A special Japan-only model Fairlady Z called the Z432 was released, equipped with the twin cam 2.0 L inline six-cylinder "S20" engine used in the Skyline GT-R. This engine, originally designed by former engineers of the Prince Motor Company, produced 160 PS. The "Z432" name refers to 4 valves per cylinder, 3 Mikuni carburetors, and 2 camshafts. The model code is PS30. Approximately 420 Z432s were built. Some Z432s were used by the police in Japan.

A sub-model of the Z432 was the Z432R homologation special. This version came with the same S20 engine as the Z432, but to reduce weight some parts of the car were stamped from steel 0.2 mm thinner than normal, the bonnet was made of fiberglass, and all of the glass except the windscreen was replaced with transparent acrylic, resulting in a 100 kg weight reduction over the Z432. Nearly all of the usual comfort and convenience features were also stripped out of the car, which came without a heater, radio, clock, glovebox, or any sound deadening. Other signs of its racing intent were the lack of an intake airbox or brake booster, and the installation of a 100 L fuel tank that required deleting the rear spare wheel well.
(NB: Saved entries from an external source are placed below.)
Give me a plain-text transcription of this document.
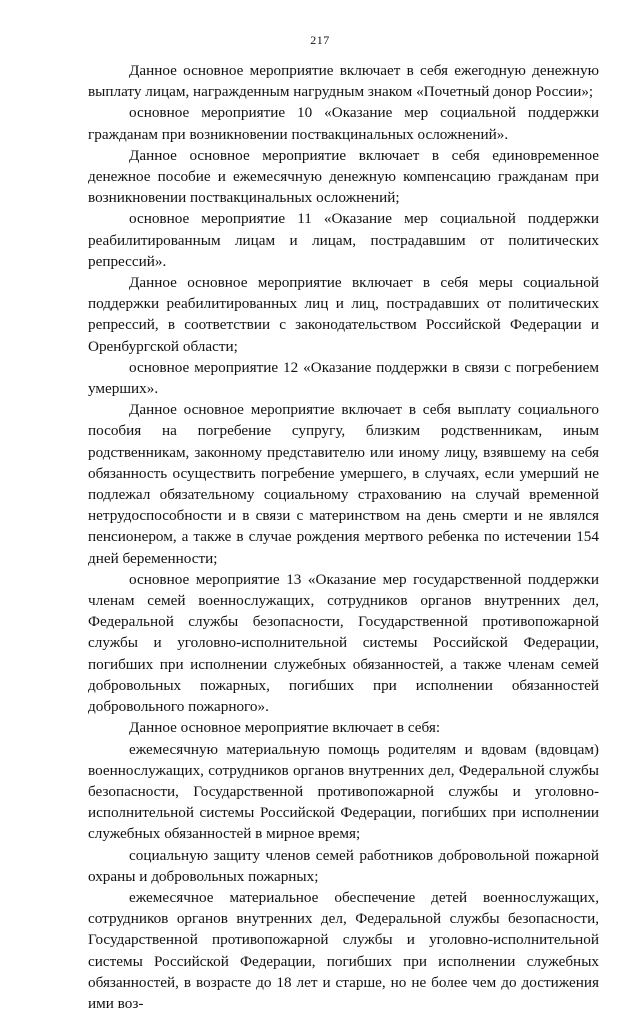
217

Данное основное мероприятие включает в себя ежегодную денежную выплату лицам, награжденным нагрудным знаком «Почетный донор России»;

основное мероприятие 10 «Оказание мер социальной поддержки гражданам при возникновении поствакцинальных осложнений».

Данное основное мероприятие включает в себя единовременное денежное пособие и ежемесячную денежную компенсацию гражданам при возникновении поствакцинальных осложнений;

основное мероприятие 11 «Оказание мер социальной поддержки реабилитированным лицам и лицам, пострадавшим от политических репрессий».

Данное основное мероприятие включает в себя меры социальной поддержки реабилитированных лиц и лиц, пострадавших от политических репрессий, в соответствии с законодательством Российской Федерации и Оренбургской области;

основное мероприятие 12 «Оказание поддержки в связи с погребением умерших».

Данное основное мероприятие включает в себя выплату социального пособия на погребение супругу, близким родственникам, иным родственникам, законному представителю или иному лицу, взявшему на себя обязанность осуществить погребение умершего, в случаях, если умерший не подлежал обязательному социальному страхованию на случай временной нетрудоспособности и в связи с материнством на день смерти и не являлся пенсионером, а также в случае рождения мертвого ребенка по истечении 154 дней беременности;

основное мероприятие 13 «Оказание мер государственной поддержки членам семей военнослужащих, сотрудников органов внутренних дел, Федеральной службы безопасности, Государственной противопожарной службы и уголовно-исполнительной системы Российской Федерации, погибших при исполнении служебных обязанностей, а также членам семей добровольных пожарных, погибших при исполнении обязанностей добровольного пожарного».

Данное основное мероприятие включает в себя:

ежемесячную материальную помощь родителям и вдовам (вдовцам) военнослужащих, сотрудников органов внутренних дел, Федеральной службы безопасности, Государственной противопожарной службы и уголовно-исполнительной системы Российской Федерации, погибших при исполнении служебных обязанностей в мирное время;

социальную защиту членов семей работников добровольной пожарной охраны и добровольных пожарных;

ежемесячное материальное обеспечение детей военнослужащих, сотрудников органов внутренних дел, Федеральной службы безопасности, Государственной противопожарной службы и уголовно-исполнительной системы Российской Федерации, погибших при исполнении служебных обязанностей, в возрасте до 18 лет и старше, но не более чем до достижения ими воз-
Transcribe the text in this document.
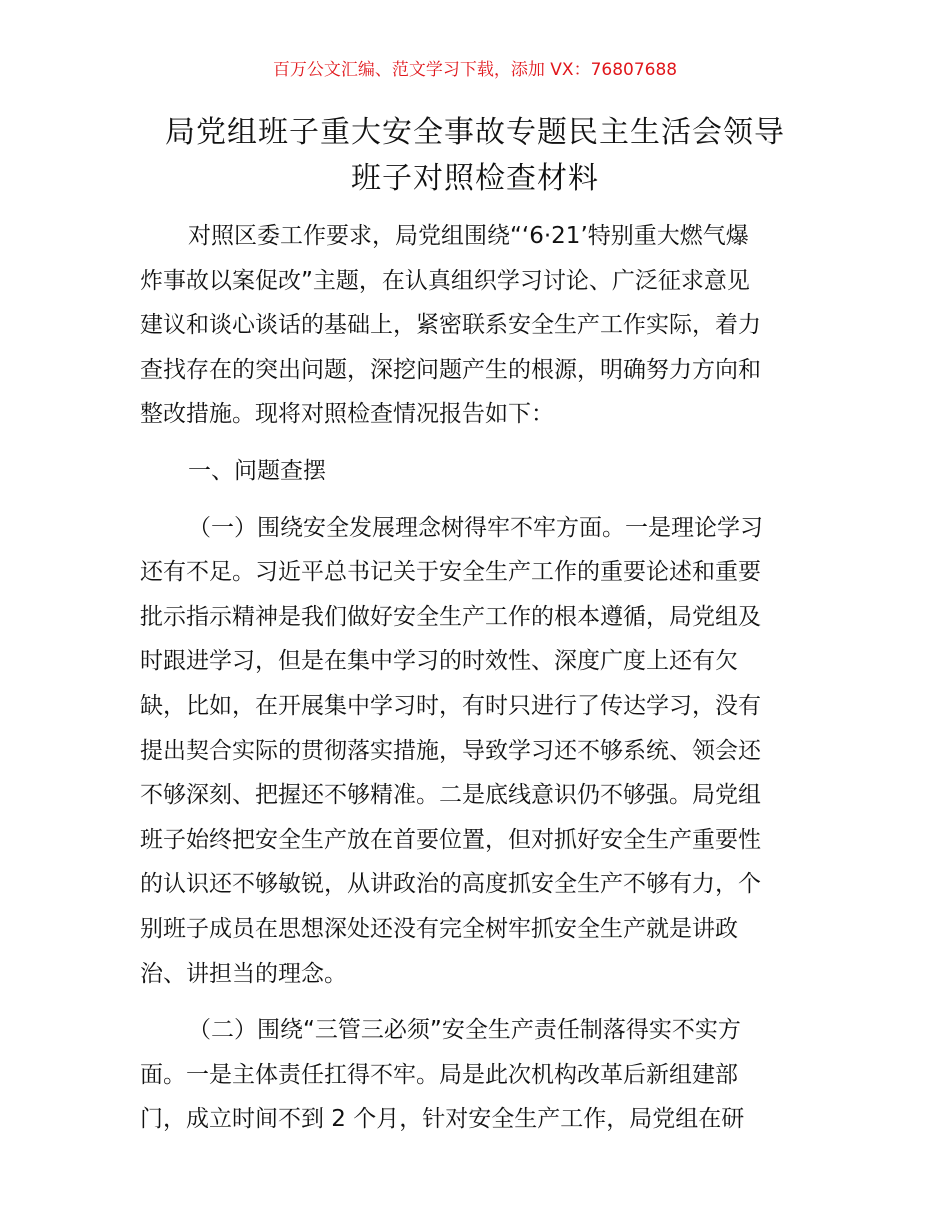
百万公文汇编、范文学习下载，添加 VX：76807688
局党组班子重大安全事故专题民主生活会领导
班子对照检查材料

对照区委工作要求，局党组围绕“‘6·21’特别重大燃气爆
炸事故以案促改”主题，在认真组织学习讨论、广泛征求意见
建议和谈心谈话的基础上，紧密联系安全生产工作实际，着力
查找存在的突出问题，深挖问题产生的根源，明确努力方向和
整改措施。现将对照检查情况报告如下：

一、问题查摆

（一）围绕安全发展理念树得牢不牢方面。一是理论学习
还有不足。习近平总书记关于安全生产工作的重要论述和重要
批示指示精神是我们做好安全生产工作的根本遵循，局党组及
时跟进学习，但是在集中学习的时效性、深度广度上还有欠
缺，比如，在开展集中学习时，有时只进行了传达学习，没有
提出契合实际的贯彻落实措施，导致学习还不够系统、领会还
不够深刻、把握还不够精准。二是底线意识仍不够强。局党组
班子始终把安全生产放在首要位置，但对抓好安全生产重要性
的认识还不够敏锐，从讲政治的高度抓安全生产不够有力，个
别班子成员在思想深处还没有完全树牢抓安全生产就是讲政
治、讲担当的理念。

（二）围绕“三管三必须”安全生产责任制落得实不实方
面。一是主体责任扛得不牢。局是此次机构改革后新组建部
门，成立时间不到 2 个月，针对安全生产工作，局党组在研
The Z432R were all painted orange with black aluminum wheels and a low luster black hood. Fewer than 50 Z432Rs are thought to have been built.

In January 2020 a 1970 Z432R sold at auction in Japan for a record , about US$.

==240Z==

The 1970 240Z was introduced to the American market by Yutaka Katayama, president of Nissan Motors USA operations, widely known as "Mister K". The early cars from 1969 to mid-1971 had some subtle differences compared to late-71 to 1973 cars. The most visible difference is: these early cars had a chrome 240Z badge on the sail pillar, and two horizontal vents in the rear hatch below the glass molding providing flow through ventilation. In mid-1971, there were production changes, including exterior and interior colors, was restyling of the sail pillar emblems were with just the letter Z placed in a circular vented emblem, and the vents were eliminated from the hatch panel of the car, due to complaints of exhaust being circulated into the car. Design changes for the US model 240Z occurred throughout production but were not always reflected in the JDM Fairlady if they were specific to federal requirements, including interior modifications for the 1972 model year and a change in the location of the bumper over-riders, as well as the addition of some emission control devices and the adoption of a new style of emissions reducing carburetors for the 1973 model year.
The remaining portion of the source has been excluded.